Model 4:  Use of videoconferencing, secure e-mail, and phone consultation to adults and children in rural California
The UC Davis Center for Health and Technology received a $250,000 grant from the California Center for e-health and Technology to provide telepsychiatry and telepsychology service to 10 rural primary care clinics over a 1-year period.  The overall goals of this project are to: 1) increase consultations by at least 70%; 2) integrate the consultations into the UC Davis psychiatric consultation-liaison service for long-term sustainability; and 3) assist the PCP with triage of cases.  An implicit goal of this project is to shift the method of consultation for PCPs from the more time consuming videoconferencing patient consultation to the more efficient and less time consuming e-mail and telephone consultation.  Preliminary results show that the number of consultations this year increased by 120% versus the previous year.  While PCPs were initially slow to use the secure e-mail, there has been gradual improvement through the program's intervention.

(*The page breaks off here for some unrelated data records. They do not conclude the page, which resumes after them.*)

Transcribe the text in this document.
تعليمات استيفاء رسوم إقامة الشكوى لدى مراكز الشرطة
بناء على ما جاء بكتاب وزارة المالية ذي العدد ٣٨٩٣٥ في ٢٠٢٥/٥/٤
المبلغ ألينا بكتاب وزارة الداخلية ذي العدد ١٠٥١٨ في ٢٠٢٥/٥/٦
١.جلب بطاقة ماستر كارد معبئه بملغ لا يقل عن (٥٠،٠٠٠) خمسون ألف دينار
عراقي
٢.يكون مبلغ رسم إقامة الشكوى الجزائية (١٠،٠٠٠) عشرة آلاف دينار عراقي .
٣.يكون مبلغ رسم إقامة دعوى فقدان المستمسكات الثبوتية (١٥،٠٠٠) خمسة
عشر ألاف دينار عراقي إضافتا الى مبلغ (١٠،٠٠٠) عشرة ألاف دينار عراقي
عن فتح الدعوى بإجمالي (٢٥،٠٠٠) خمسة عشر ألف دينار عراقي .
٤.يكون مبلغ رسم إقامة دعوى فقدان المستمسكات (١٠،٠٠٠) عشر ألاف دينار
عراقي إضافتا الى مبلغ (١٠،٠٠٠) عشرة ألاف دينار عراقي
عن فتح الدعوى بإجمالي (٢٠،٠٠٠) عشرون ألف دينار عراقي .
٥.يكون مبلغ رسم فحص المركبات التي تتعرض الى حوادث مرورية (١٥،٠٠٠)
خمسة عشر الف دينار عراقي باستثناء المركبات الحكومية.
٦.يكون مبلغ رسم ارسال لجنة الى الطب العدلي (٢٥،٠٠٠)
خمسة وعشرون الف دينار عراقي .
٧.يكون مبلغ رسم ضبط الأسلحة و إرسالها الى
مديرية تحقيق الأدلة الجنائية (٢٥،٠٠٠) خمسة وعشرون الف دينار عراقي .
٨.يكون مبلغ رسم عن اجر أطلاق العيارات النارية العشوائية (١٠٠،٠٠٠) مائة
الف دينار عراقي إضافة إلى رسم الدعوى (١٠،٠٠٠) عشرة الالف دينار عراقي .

Model 5:  Response to disasters like a bioterrorism attack
The literature on disaster response is replete with examples of rapidly set-up debriefing programs with limited success following sudden environmental or man-made disasters.  Such programs generally involve pre-trained mental health professionals who receive mentoring and support from more experienced colleagues depending on availability.  Now, plans for potentially widespread disaster scenarios via bioterrorism are in the works, which would involve substantial trauma related issues and public panic related to the risk of infection.  In this event, PCPs will need help in rural areas, both from psychiatrists and other physicians.  It will be best delivered electronically via the Internet in short courses using "just-in-time training" approaches.